The Damned Human Race

twain

Last Wednesday was the 100th anniversary of Mark Twain’s death.  To mark the occasion, Ben Click, our enterprising department chair, set up a panel to discuss what Twain had to say about  “race, religion, politics, and the ‘damned human race.’”  

On the panel were Peter Sagal, star of National Public Radio’s “Wait, Wait…Don’t Tell Me!”; Mo Rocca, former humorist from “The Daily Show with Jon Stewart”; CNN political analyst Amy Holmes; and Dr. John Bird, noted Twain scholar.  We filled up the gym with about 1200 people.

Twain biographer Ron Powers calls Twain “our nation’s first rock star,” and there was a rock concert atmosphere to the evening, with lots of clapping and cheering.  Sagal, who moderated the panel, started by asking about Twain’s impact on public events of his time.  This opened up a discussion on the effectiveness, and lack of effectiveness, of satire. 

Twain, for instance, was vehemently opposed to the war in the Phillipines, which he saw as a pure empire-building venture, and he broke with Teddy Roosevelt over it.  Yet the war went on anyway, and his blistering “war prayer,”  which Sagal said is one of his favorite Twain pieces, could not be published during his lifetime.

Likewise Huckleberry Finn didn’t seem to put a damper on racism.  In fact, lynchings rose the decade after the book came out.  Other Twain attacks similarly seemed to fail in their effect.

So if America’s most famous satirist couldn’t move public opinion, is satire useless?

Amy Holmes notes that sometimes humor can be used to smuggle ideas in that would be ignored otherwise.  The idea of the writer as official fool, which I discussed recently, was brought up—the panelists saw Twain playing such a role in American society.  But the king didn’t take the fool seriously, Sagal objected.  To which Holmes replied that the king wasn’t the fool’s only audience.

Rocca noted that sometimes satire did have an impact, citing Tina Fey’s satire of Sarah Palin as particularly effective.  “I had to check to make sure that it was Tina, not Palin, who said that she could see Russia from her home,” he noted.  He pointed out that sometimes humor could be used to reinforce a general impression.  Therefore, in the hands of Fey, Palin became a superficial beauty queen contestant, while satirists were able to turn Jimmy Carter (following his fishing boat encounter with a swamp rabbit) into a wimp and Gerald Ford (after his stumble) into a bumbler.

Do we have, and could we have, a Mark Twain today?  Someone mentioned Jon Stewart, to which Holmes (who is conservative) objected, finding him too partisan.  Bird, however, noted that Twain was very opinionated and would take strong stands, sometimes unpopular ones.

And yet in one sense he did seem to rise above the fray, making, say, remarks about Congress that could be appropriated by either political side.  (An example: “Suppose you were an idiot.
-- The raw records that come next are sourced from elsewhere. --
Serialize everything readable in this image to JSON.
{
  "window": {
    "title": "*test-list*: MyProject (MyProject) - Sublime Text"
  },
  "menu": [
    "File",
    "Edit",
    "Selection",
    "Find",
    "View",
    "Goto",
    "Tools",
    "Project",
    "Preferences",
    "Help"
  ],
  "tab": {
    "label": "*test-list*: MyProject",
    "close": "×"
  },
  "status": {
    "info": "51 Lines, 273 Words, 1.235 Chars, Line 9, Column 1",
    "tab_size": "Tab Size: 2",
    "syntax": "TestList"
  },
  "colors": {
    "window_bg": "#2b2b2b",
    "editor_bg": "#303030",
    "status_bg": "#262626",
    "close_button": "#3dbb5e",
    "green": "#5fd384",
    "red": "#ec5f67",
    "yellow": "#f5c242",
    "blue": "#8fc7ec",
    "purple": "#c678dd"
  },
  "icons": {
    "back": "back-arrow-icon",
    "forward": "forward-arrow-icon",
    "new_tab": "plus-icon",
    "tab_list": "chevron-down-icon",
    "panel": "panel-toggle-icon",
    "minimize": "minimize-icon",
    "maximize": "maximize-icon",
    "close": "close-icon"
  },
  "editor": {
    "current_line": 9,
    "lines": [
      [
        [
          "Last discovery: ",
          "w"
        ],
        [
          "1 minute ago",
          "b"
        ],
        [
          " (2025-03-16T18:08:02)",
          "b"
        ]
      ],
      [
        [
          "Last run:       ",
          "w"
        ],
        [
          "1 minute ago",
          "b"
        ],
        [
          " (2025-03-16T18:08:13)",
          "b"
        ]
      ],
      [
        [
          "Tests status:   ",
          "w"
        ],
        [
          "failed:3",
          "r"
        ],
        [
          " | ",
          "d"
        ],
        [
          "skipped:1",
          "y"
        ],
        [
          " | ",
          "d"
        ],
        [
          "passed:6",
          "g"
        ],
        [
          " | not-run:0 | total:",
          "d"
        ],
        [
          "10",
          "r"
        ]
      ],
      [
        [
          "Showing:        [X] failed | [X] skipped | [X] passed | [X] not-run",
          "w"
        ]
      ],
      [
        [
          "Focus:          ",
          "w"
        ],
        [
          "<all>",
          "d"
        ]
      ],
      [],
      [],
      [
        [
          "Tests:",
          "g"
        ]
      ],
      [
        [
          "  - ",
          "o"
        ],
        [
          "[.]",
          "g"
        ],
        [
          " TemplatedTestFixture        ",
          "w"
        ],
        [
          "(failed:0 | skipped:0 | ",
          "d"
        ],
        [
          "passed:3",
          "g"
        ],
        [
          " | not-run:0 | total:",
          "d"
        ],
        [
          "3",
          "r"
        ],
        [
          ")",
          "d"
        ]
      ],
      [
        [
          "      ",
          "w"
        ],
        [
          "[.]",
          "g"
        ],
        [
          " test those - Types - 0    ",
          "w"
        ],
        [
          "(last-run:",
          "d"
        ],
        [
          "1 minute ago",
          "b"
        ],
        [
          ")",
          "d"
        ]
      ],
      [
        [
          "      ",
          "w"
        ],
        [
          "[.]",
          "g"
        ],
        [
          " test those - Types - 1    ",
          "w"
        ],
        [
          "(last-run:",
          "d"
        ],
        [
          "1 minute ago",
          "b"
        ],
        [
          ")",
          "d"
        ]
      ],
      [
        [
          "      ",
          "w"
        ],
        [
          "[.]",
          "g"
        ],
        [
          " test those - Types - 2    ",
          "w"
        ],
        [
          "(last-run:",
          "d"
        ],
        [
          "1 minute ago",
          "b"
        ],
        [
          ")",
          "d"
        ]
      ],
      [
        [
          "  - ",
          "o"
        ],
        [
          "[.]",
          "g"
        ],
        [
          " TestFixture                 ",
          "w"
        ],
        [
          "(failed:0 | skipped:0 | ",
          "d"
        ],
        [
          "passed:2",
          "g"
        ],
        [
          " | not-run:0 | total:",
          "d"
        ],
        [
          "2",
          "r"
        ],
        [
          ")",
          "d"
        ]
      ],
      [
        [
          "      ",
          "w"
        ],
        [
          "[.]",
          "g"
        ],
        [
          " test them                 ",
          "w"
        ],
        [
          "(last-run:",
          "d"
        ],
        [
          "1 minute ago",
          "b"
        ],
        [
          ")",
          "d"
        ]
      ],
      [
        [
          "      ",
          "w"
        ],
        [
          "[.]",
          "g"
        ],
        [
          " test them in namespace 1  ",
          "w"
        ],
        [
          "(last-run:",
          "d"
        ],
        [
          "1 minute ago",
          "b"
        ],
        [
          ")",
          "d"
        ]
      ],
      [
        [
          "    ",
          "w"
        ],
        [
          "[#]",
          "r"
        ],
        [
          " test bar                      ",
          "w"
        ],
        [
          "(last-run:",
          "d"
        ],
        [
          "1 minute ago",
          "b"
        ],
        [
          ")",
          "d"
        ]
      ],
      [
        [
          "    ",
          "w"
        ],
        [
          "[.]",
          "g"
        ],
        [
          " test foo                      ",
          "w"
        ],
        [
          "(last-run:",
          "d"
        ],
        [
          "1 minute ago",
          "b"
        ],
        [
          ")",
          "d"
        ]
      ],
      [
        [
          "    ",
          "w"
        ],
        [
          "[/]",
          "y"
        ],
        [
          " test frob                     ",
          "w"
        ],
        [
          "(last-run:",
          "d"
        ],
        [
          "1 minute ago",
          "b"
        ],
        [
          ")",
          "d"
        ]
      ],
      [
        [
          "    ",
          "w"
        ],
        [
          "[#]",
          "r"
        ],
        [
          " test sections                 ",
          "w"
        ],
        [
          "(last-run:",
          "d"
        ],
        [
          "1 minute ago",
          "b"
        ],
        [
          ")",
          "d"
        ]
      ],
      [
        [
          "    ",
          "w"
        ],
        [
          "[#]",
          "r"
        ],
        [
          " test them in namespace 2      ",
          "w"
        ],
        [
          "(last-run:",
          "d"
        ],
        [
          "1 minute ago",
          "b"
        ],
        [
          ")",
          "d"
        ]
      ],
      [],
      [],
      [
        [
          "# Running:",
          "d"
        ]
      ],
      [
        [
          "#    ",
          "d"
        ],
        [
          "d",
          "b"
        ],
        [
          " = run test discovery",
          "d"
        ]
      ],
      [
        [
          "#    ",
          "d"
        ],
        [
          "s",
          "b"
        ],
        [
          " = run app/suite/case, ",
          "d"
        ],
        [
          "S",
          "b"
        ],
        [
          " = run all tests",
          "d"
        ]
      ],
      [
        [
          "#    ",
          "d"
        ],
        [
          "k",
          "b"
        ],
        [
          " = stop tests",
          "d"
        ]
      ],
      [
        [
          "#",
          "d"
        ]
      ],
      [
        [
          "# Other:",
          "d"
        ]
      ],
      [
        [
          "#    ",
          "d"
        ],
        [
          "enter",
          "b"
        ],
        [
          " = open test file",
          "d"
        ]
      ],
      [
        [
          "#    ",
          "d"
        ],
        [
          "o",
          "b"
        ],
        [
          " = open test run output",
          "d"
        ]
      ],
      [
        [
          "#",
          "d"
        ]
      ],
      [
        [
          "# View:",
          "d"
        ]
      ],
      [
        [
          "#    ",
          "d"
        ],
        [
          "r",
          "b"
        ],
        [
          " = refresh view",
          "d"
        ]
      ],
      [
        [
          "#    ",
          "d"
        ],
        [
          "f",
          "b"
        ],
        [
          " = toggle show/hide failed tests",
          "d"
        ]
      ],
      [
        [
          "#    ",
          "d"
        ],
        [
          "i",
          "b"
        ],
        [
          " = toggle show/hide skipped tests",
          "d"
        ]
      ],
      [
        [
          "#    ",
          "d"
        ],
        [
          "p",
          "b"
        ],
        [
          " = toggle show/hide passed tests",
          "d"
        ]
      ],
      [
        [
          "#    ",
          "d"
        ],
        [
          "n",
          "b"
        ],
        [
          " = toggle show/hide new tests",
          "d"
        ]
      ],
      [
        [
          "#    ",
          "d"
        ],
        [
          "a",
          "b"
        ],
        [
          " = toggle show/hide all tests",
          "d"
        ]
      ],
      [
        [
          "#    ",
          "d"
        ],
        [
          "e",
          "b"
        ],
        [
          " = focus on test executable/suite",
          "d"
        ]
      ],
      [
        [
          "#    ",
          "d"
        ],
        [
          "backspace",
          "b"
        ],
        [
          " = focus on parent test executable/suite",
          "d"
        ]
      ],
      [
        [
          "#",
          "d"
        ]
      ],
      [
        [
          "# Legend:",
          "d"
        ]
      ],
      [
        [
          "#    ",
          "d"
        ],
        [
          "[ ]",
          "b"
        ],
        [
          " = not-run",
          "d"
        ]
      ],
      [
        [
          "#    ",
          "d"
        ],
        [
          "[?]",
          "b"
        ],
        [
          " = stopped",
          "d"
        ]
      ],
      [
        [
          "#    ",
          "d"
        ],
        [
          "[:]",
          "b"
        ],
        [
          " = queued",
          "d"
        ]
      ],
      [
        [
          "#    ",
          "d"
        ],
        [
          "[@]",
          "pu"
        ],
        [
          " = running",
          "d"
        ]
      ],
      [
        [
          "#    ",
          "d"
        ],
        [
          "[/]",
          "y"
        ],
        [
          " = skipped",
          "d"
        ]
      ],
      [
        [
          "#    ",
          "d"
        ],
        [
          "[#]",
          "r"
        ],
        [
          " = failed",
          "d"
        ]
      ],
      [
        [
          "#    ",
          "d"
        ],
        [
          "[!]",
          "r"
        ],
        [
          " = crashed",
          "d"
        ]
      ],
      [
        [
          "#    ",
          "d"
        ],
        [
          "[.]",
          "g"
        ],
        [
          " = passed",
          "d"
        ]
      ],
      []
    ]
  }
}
And suppose you were a member of Congress. But I repeat myself.”)  Sagal wondered whether there wasn’t a problem with this, especially in our own time when many seem more interested in criticizing than governing.  Bird acknowledged that Twain could be very pessimistic.  In fact, Connecticut Yankee in King Arthur’s Court anticipates many of the horrors of the 20th century, including trench warfare and genoicide.  Nevertheless, he didn’t stop trying to make a difference.  He was never a thorough-going cynic.

An audience member wondered what Twain would think of the Tea Party movement.  Sagal cited as relevant the chapter in Huckleberry Finn where Colonel Sherburn, after shooting a man who is heckling him, faces down an angry lynch mob.  Isn’t this a kind of liberal fantasy, Sagal wondered—the power of shame to defuse crazy talk. Was Twain naive?

Then again, as John Bird pointed out, the scene could also be seen as a rightwing fantasy: a man with a gun and lots of self assurance singlehandedly dispersing a mob. 

Bird didn’t think that Twain would think much of the Tea Party movement (too incoherent).  He also noted the brilliance of Twain having Huck slink off just as the rest of the mob does. “I could a stayed if I wanted to,” Huck says, “but I didn’t want to.”

I have only touched on a few of the high points of the night.  Here’s another: at one point, following a question from the audience, the panel somehow steered off into Lord of the Flies, and Sagal, after noting that he identified with Piggy, noted that he is surrouded by Piggies at National Public Radio. 

But the best line of the night went to Mo Rocca: he told us all that he thought that we were “the best damn human race ever.”